Posted by Bryan Potok on

All day long, your prosthesis rubs against your skin. This repetitive socket motion often leads to chapping, chafing, and blisters, friction-related issues that, although common, are always a pain. Any area of the skin where there's friction between you and your socket is at risk for skin breakdown, but wearing a prosthesis doesn't mean you have to slow down. A variety of prosthetic products are designed to provide a barrier of protection between your skin and your prosthetic interface, all while preventing and healing most types of skin irritation caused by friction.
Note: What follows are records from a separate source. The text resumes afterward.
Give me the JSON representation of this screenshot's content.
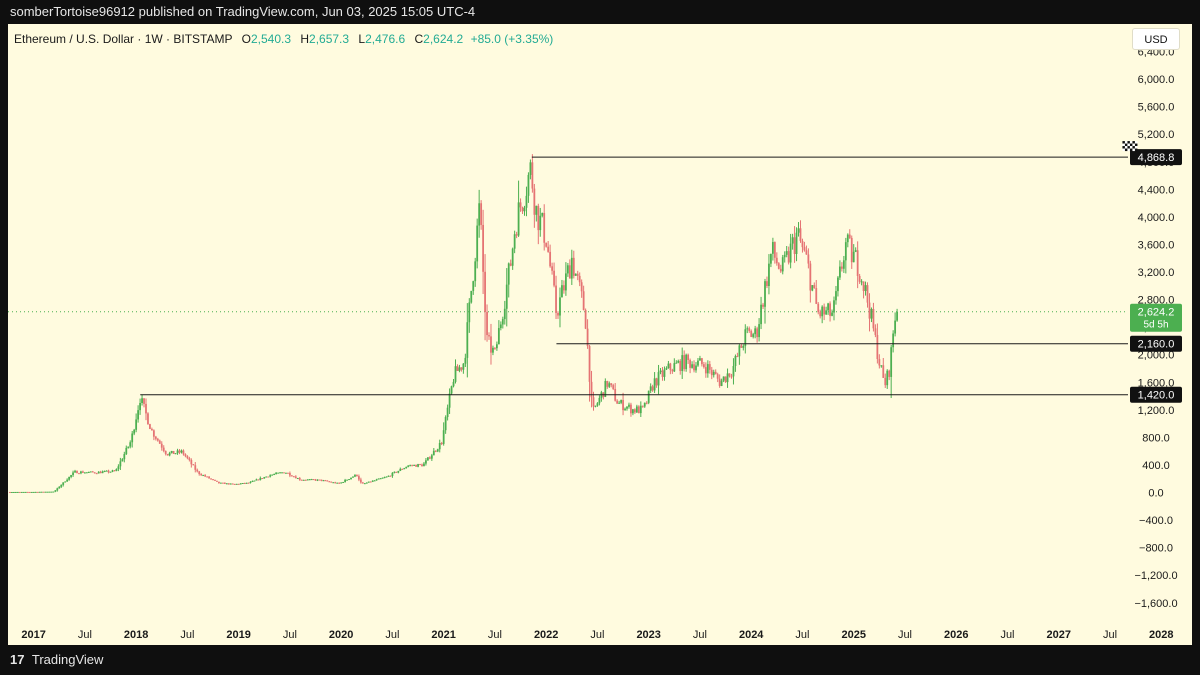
{
  "header": {
    "publisher_line": "somberTortoise96912 published on TradingView.com, Jun 03, 2025 15:05 UTC-4"
  },
  "legend": {
    "symbol": "Ethereum / U.S. Dollar · 1W · BITSTAMP",
    "open_label": "O",
    "open": "2,540.3",
    "high_label": "H",
    "high": "2,657.3",
    "low_label": "L",
    "low": "2,476.6",
    "close_label": "C",
    "close": "2,624.2",
    "change": "+85.0 (+3.35%)"
  },
  "currency_button": "USD",
  "price_badge": {
    "value": "2,624.2",
    "countdown": "5d 5h"
  },
  "footer": {
    "logo_mark": "17",
    "brand": "TradingView"
  },
  "colors": {
    "background": "#fffbdf",
    "up": "#4caf50",
    "down": "#e57373",
    "level_line": "#1a1a1a",
    "current_price": "#4caf50"
  },
  "icons": {
    "target_flag": "checkered-flag-icon"
  },
  "chart_data": {
    "type": "candlestick",
    "symbol": "ETHUSD",
    "interval": "1W",
    "y_axis": {
      "labels": [
        "6,400.0",
        "6,000.0",
        "5,600.0",
        "5,200.0",
        "4,800.0",
        "4,400.0",
        "4,000.0",
        "3,600.0",
        "3,200.0",
        "2,800.0",
        "2,400.0",
        "2,000.0",
        "1,600.0",
        "1,200.0",
        "800.0",
        "400.0",
        "0.0",
        "−400.0",
        "−800.0",
        "−1,200.0",
        "−1,600.0"
      ],
      "ticks": [
        6400,
        6000,
        5600,
        5200,
        4800,
        4400,
        4000,
        3600,
        3200,
        2800,
        2400,
        2000,
        1600,
        1200,
        800,
        400,
        0,
        -400,
        -800,
        -1200,
        -1600
      ],
      "ylim": [
        -1850,
        6800
      ]
    },
    "x_axis": {
      "labels": [
        "2017",
        "Jul",
        "2018",
        "Jul",
        "2019",
        "Jul",
        "2020",
        "Jul",
        "2021",
        "Jul",
        "2022",
        "Jul",
        "2023",
        "Jul",
        "2024",
        "Jul",
        "2025",
        "Jul",
        "2026",
        "Jul",
        "2027",
        "Jul",
        "2028"
      ],
      "ticks": [
        2017.0,
        2017.5,
        2018.0,
        2018.5,
        2019.0,
        2019.5,
        2020.0,
        2020.5,
        2021.0,
        2021.5,
        2022.0,
        2022.5,
        2023.0,
        2023.5,
        2024.0,
        2024.5,
        2025.0,
        2025.5,
        2026.0,
        2026.5,
        2027.0,
        2027.5,
        2028.0
      ],
      "bold": [
        "2017",
        "2018",
        "2019",
        "2020",
        "2021",
        "2022",
        "2023",
        "2024",
        "2025",
        "2026",
        "2027",
        "2028"
      ],
      "xlim": [
        2016.75,
        2028.3
      ]
    },
    "price_path": [
      [
        2016.75,
        8
      ],
      [
        2017.0,
        9
      ],
      [
        2017.2,
        14
      ],
      [
        2017.4,
        300
      ],
      [
        2017.6,
        290
      ],
      [
        2017.8,
        310
      ],
      [
        2017.95,
        750
      ],
      [
        2018.04,
        1380
      ],
      [
        2018.15,
        900
      ],
      [
        2018.3,
        560
      ],
      [
        2018.45,
        590
      ],
      [
        2018.6,
        290
      ],
      [
        2018.8,
        140
      ],
      [
        2018.95,
        120
      ],
      [
        2019.1,
        140
      ],
      [
        2019.3,
        250
      ],
      [
        2019.45,
        300
      ],
      [
        2019.6,
        190
      ],
      [
        2019.8,
        180
      ],
      [
        2019.98,
        130
      ],
      [
        2020.15,
        260
      ],
      [
        2020.2,
        120
      ],
      [
        2020.45,
        230
      ],
      [
        2020.65,
        390
      ],
      [
        2020.8,
        400
      ],
      [
        2020.98,
        730
      ],
      [
        2021.1,
        1700
      ],
      [
        2021.2,
        1900
      ],
      [
        2021.35,
        4150
      ],
      [
        2021.42,
        2200
      ],
      [
        2021.5,
        2000
      ],
      [
        2021.65,
        3300
      ],
      [
        2021.7,
        3900
      ],
      [
        2021.85,
        4700
      ],
      [
        2021.9,
        4100
      ],
      [
        2022.0,
        3700
      ],
      [
        2022.1,
        2600
      ],
      [
        2022.25,
        3400
      ],
      [
        2022.38,
        2600
      ],
      [
        2022.45,
        1150
      ],
      [
        2022.6,
        1600
      ],
      [
        2022.7,
        1300
      ],
      [
        2022.85,
        1200
      ],
      [
        2022.95,
        1200
      ],
      [
        2023.05,
        1600
      ],
      [
        2023.2,
        1800
      ],
      [
        2023.35,
        1900
      ],
      [
        2023.55,
        1850
      ],
      [
        2023.7,
        1600
      ],
      [
        2023.82,
        1800
      ],
      [
        2023.95,
        2300
      ],
      [
        2024.05,
        2300
      ],
      [
        2024.2,
        3500
      ],
      [
        2024.3,
        3200
      ],
      [
        2024.45,
        3750
      ],
      [
        2024.55,
        3300
      ],
      [
        2024.65,
        2600
      ],
      [
        2024.8,
        2600
      ],
      [
        2024.92,
        3600
      ],
      [
        2025.05,
        3300
      ],
      [
        2025.15,
        2700
      ],
      [
        2025.25,
        1900
      ],
      [
        2025.3,
        1550
      ],
      [
        2025.35,
        1800
      ],
      [
        2025.4,
        2550
      ],
      [
        2025.44,
        2624.2
      ]
    ],
    "horizontal_levels": [
      {
        "price": 4868.8,
        "label": "4,868.8",
        "start": 2021.86
      },
      {
        "price": 2160.0,
        "label": "2,160.0",
        "start": 2022.1
      },
      {
        "price": 1420.0,
        "label": "1,420.0",
        "start": 2018.04
      }
    ],
    "current_price": 2624.2,
    "target_marker": {
      "year": 2027.68,
      "price": 4868.8
    }
  }
}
Anti-chafing products -- generally topical treatments like creams, liquid powders, and body glides -- are designed to protect skin from friction while preventing blisters, rashes, dry skin, and excessive moisture.  Made to last all day, anti-chafe products safely penetrate the skin surface to lubricate, moisturize, and heal while allowing skin to breathe.

Topical anti-chafing products are amputee lubricants, designed to help your limb to glide easily into your socket without chafing or skin bunching. Before the liner or prosthetic suspension sleeve is pulled on, they can be applied to fragile skin or anywhere you feel friction between you and your socket. Many above the knee amputees will apply along the inside of their limb just below the groin area where chafing can occur, or around the inside brim of the prosthesis. Below knee amputees should apply to both sides of the tibia, knee cap, fibula head and the back of the knee for relief from rubbing throughout the day.

There are also anti-chafing products designed to be used externally. Adhesive gel squares pressed directly onto the skin moisturize, cushion, soften, and protect the skin against abrasion and shear forces, while prosthetic liner patches simply absorb shear stresses that would otherwise cause skin irritation or ulcers.

Liner patches work particularly well for above knee, below knee, and arm amputees. They're made from two gliding layers of a low friction textile. Those layers work together to counter the shearing forces created by your limb's normal movement inside your socket. A liner patch placed on your knee cap, front tibia bone, side fibula bone, end of your femur and/or the back of your knee can be worn all day under your socks, prosthetic liner, and shrinker for more targeted relief.



A targeted treatment (a spot treatment) typically used to treat heat rash and patches of dry skin can also be used as a defense against irritations caused by day-to-day friction related to your prosthetic socket. Some targeted treatments even last longer than anti-chafing creams due to their viscosity and anti-shear ingredients. To shore up your skin’s natural friction fighting defenses, apply a spot treatment to any trouble areas during your daily skin care routine. Gently massage it into affected areas for at least one minute or until your skin feels smooth and non greasy.